Page:Revue des Deux Mondes - 1884 - tome 63.djvu/34

Le texte de cette page a été corrigé et est conforme au fac-similé.

vêtu de cette robe rouge qui avait couvert tant d’ambitions séculières, et nourri dans cette curie romaine dont l’adresse et la politique profonde étaient encore légendaires ? ou bien était-ce Noailles, à demi vainqueur hier et pressé sans doute de saisir toute occasion favorable pour courir après la gloire qui lui avait échappé au moment où il croyait la tenir ? Enfin Belle-Isle, l’inappréciable Belle-Isle, était-il réellement et pour jamais en disgrâce ? Fallait-il renoncer à mettre encore une fois à profit et ses talens élevés et sa fougue imprudente ? Tels étaient les points obscurs de l’horizon ; afin de les éclaircir, il fallait, dit lui-même Frédéric, une boussole pour s’orienter. C’est le rôle dont Rottenbourg dut être chargé, et dont lui seul pouvait s’acquitter sans bruit, sans même avoir besoin d’écouter aux portes ; car toutes lui étaient ouvertes d’avance, sa présence dans les lieux où on était accoutumé à le voir n’ayant rien de suspect ni même de surprenant.

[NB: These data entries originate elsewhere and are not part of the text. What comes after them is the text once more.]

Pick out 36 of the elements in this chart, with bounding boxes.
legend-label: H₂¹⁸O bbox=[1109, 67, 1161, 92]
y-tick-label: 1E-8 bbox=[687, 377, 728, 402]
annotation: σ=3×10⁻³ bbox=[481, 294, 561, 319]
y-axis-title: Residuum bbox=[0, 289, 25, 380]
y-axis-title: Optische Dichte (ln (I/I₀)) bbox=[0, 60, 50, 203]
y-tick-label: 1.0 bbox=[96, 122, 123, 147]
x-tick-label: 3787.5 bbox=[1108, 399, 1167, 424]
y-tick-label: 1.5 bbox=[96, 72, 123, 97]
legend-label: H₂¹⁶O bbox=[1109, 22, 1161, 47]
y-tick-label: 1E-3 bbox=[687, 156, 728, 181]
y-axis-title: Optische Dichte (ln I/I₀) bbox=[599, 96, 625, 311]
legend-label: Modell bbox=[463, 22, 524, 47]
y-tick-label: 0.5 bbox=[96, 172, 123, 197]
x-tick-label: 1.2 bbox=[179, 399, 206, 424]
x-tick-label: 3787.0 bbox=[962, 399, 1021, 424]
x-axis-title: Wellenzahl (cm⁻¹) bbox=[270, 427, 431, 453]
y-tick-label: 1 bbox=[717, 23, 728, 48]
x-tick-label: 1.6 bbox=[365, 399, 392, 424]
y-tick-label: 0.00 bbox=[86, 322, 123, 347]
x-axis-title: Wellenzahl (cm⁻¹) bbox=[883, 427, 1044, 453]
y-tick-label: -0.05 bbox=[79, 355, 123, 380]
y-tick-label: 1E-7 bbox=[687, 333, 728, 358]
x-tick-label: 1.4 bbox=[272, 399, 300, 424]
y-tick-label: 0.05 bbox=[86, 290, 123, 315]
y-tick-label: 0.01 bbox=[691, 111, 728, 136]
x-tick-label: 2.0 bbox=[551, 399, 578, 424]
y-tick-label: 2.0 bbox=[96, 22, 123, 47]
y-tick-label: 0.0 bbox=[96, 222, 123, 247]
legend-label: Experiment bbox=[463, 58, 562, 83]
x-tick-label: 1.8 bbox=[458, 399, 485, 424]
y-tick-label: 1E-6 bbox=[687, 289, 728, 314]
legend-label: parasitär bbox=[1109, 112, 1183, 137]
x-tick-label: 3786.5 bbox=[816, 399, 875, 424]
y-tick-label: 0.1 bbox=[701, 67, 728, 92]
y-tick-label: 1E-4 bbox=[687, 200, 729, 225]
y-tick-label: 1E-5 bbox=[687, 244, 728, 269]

Avant de le mettre en campagne, Frédéric eut pourtant la fantaisie de voir de ses propres yeux comment il saurait se démener dans sa tâche improvisée d’ambassadeur. Il le manda en tête-à-tête dans son cabinet, et, se posant en face de lui, imitant de son mieux les gestes et la physionomie d’un ministre français tel qu’il pouvait se les figurer, il lui fit, par avance, toutes les objections que pouvait rencontrer, à Versailles, le projet d’une alliance renouvelée avec la Prusse, y compris même celles qu’on pouvait tirer du caractère de son roi, de sa versatilité, de son égoïsme et du peu de foi que méritaient ses paroles. Il s’amusa ainsi à faire lui-même, de sa propre personne, un portrait dont il n’adoucit pas les couleurs : « Voyons, maintenant, lui dit-il, comment vous vous y prendrez pour me défendre. » Rottenbourg entra en riant dans le jeu, et, sans démentir absolument les défauts prêtés à son maître, montra si bien le parti qu’on en pouvait tirer, en un mot, s’acquitta avec tant de tact et d’à-propos de sa réplique que le roi lui dit en se levant : « Parlez seulement ainsi et vous êtes sûr de réussir[1]. »

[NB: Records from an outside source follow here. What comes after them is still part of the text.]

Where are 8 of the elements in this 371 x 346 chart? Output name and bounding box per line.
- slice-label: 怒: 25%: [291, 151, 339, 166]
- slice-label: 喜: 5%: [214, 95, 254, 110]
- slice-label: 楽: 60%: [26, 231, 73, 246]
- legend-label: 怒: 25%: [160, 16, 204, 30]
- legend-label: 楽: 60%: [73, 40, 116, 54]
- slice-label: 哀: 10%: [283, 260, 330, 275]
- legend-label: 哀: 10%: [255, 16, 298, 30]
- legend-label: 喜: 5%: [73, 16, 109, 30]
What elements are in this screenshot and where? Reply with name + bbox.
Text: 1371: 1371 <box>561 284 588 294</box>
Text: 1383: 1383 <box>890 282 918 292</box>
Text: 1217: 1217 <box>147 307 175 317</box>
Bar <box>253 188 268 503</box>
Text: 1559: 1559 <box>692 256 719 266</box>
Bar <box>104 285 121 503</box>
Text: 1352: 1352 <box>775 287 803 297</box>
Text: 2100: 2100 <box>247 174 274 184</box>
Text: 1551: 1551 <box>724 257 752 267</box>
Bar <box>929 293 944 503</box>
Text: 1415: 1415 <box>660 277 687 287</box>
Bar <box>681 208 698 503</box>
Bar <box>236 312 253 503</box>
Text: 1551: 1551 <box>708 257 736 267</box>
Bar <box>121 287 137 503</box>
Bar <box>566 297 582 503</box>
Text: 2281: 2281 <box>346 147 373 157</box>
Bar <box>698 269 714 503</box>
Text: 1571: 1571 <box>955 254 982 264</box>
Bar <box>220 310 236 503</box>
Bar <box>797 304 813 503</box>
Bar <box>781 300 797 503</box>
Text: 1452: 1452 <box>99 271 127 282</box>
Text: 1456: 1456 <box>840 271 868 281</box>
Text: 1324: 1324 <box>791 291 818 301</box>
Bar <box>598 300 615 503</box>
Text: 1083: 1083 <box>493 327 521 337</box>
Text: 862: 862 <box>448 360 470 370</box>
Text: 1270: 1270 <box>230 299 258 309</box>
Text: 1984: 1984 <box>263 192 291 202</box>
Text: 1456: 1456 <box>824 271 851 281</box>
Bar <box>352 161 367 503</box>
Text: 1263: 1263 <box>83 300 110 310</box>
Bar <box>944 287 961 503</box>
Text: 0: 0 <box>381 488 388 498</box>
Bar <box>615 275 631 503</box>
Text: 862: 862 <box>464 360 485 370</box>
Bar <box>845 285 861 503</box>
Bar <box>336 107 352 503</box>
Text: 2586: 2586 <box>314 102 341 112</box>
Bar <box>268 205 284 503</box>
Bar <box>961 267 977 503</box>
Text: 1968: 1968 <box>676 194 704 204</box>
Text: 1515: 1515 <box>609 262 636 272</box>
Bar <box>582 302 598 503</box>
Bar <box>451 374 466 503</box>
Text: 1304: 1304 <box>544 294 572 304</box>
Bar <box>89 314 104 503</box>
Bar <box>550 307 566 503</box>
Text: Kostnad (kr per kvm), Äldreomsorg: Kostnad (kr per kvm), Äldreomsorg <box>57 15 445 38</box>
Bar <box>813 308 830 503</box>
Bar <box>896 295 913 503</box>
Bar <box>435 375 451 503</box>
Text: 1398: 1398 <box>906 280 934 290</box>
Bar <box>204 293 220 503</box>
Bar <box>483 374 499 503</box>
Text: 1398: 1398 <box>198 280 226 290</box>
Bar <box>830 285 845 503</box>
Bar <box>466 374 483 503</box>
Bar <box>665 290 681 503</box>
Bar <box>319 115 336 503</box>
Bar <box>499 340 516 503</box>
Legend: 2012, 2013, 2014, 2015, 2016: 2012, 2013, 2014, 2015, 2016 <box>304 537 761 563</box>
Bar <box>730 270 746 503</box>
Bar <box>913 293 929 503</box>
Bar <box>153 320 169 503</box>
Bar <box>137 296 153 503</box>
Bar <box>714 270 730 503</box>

La mission de Rottenbourg devait être gardée secrète plus encore à Berlin qu’à Paris, Frédéric se méfiant toujours des sympathies de tout son entourage et principalement de son ministre Podewils pour l’Angleterre. Le comte obtint pourtant la permission d’aller en entretenir confidentiellement Valori avant son départ, et, dans cette conversation à huis-clos, il fit preuve de la même adresse cachée sous une bonhomie apparente qui lui avait valu l’approbation royale.

  1. Hyndford à Carteret, 22 février 1744. (Correspondance de Prusse. — Record Office, cité par Raumer, Beiträge sur neuen Geschichte. Je n’ai pu vérifier ce passage sur le texte anglais.)